Pekerja Media Dipersulit Meliput Nataru di Pelabuhan
Ketua IJTI Banyuwangi, Syamsul Arifin.

Banyuwangi, HB.net - PT ASDP Indonesia Ferry (Persero) menuai kritikan setelah menerbitkan surat pengaturan media yang mengharuskan pers mengajukan surat permohonan peliputan. Surat Nomor : HM.001/01510/XII/ASDP-2023, menetapkan persyaratan khusus untuk peliputan angkutan Lebaran, Natal, dan Tahun Baru (nataru) di area pelabuhan ASDP.

Untuk memastikan pengawasan selama masa Posko Angkutan Lebaran, Nataru demi mendukung sterilisasi di kawasan pelabuhan penyeberangan yang dikelola ASDP. Surat yang ditandatangani Corporate Secretary PT ASDP Indonesia Ferry, Shelvy Arifin, menyebut, Pimpinan Redaksi diwajibkan mengajukan surat permohonan peliputan dilampirkan ID pers.

Permohonan akan diverifikasi dan ditindaklanjuti dengan pemberian ID Card Visitor.
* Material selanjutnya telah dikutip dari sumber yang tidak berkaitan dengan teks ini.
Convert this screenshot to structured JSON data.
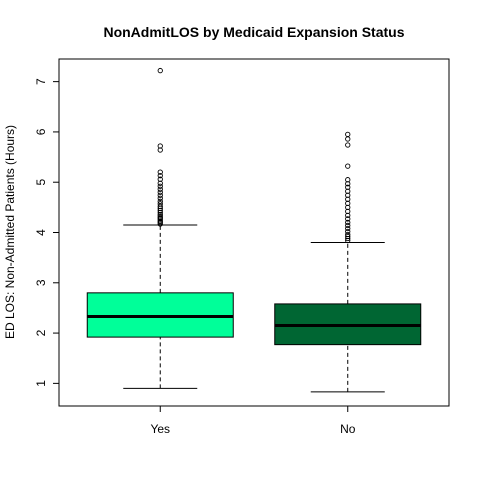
{
  "chart_data": {
    "type": "boxplot",
    "title": "NonAdmitLOS by Medicaid Expansion Status",
    "xlabel": "",
    "ylabel": "ED LOS: Non-Admitted Patients (Hours)",
    "ylim": [
      0.55,
      7.45
    ],
    "yticks": [
      1,
      2,
      3,
      4,
      5,
      6,
      7
    ],
    "grid": false,
    "legend": "none",
    "categories": [
      "Yes",
      "No"
    ],
    "boxes": [
      {
        "category": "Yes",
        "color": "#00ff99",
        "whisker_low": 0.9,
        "q1": 1.92,
        "median": 2.33,
        "q3": 2.8,
        "whisker_high": 4.15,
        "outliers": [
          4.17,
          4.2,
          4.22,
          4.25,
          4.28,
          4.3,
          4.33,
          4.36,
          4.4,
          4.44,
          4.48,
          4.52,
          4.57,
          4.62,
          4.68,
          4.74,
          4.8,
          4.86,
          4.92,
          4.98,
          5.06,
          5.13,
          5.2,
          5.64,
          5.72,
          7.22
        ]
      },
      {
        "category": "No",
        "color": "#006633",
        "whisker_low": 0.83,
        "q1": 1.77,
        "median": 2.15,
        "q3": 2.58,
        "whisker_high": 3.8,
        "outliers": [
          3.84,
          3.88,
          3.92,
          3.96,
          4.02,
          4.08,
          4.14,
          4.2,
          4.27,
          4.34,
          4.42,
          4.5,
          4.58,
          4.66,
          4.74,
          4.82,
          4.9,
          4.97,
          5.05,
          5.32,
          5.74,
          5.86,
          5.95
        ]
      }
    ]
  }
}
Wartawan yang tak pakai ID Card Visitor resmi akan ditegur dan dilarang meliput di area Pelabuhan. Mereka hanya diperbolehkan melakukan peliputan di area yang sudah ditentukan dan hanya dapat mengutip informasi dan data melalui juru bicara ASDP yang sudah ditetapkan.

Menurut Humas ASDP Indonesia Ferry Cabang Ketapang, Firman, ini demi menjaga ketertiban, kelancaran dan keamanan di lingkungan Pelabuhan Penyeberangan ASDP.

"Surat permohonan peliputan itu untuk kebaikan bersama. Supaya pihak redaksi juga tahu wartawannya bertugas meliput di pelabuhan Penyeberangan ASDP dan kami juga ingin mengenal teman-teman wartawan," kata Firman, Sabtu (9/12/2023).

Terkait titik lokasi peliputan, kata Firman, dapat didiskusikan sesuai urgensinya. "Karena kita tidak ingin wartawan yang bertugas mengalami kecelakaan kerja," imbuhnya.

Ikatan Jurnalis Televisi Indonesia (IJTI) Banyuwangi, mengecam kebijakan tersebut. Ketua IJTI Banyuwangi, Syamsul Arifin, menyatakan kebijakan ini berpotensi merenggut kemerdekaan dan kebebasan pers. Bertentangan dengan UU Nomor 40 Tahun 1999 tentang Pers, yang menjamin kemerdekaan pers sebagai hak asasi warga negara.

Menurutnya, pelabuhan ASDP merupakan tempat pelayanan publik milik pemerintah, dan pers nasional memiliki peranan untuk melakukan pengawasan, kritik, koreksi, dan saran terhadap hal-hal yang berkaitan dengan kepentingan umum.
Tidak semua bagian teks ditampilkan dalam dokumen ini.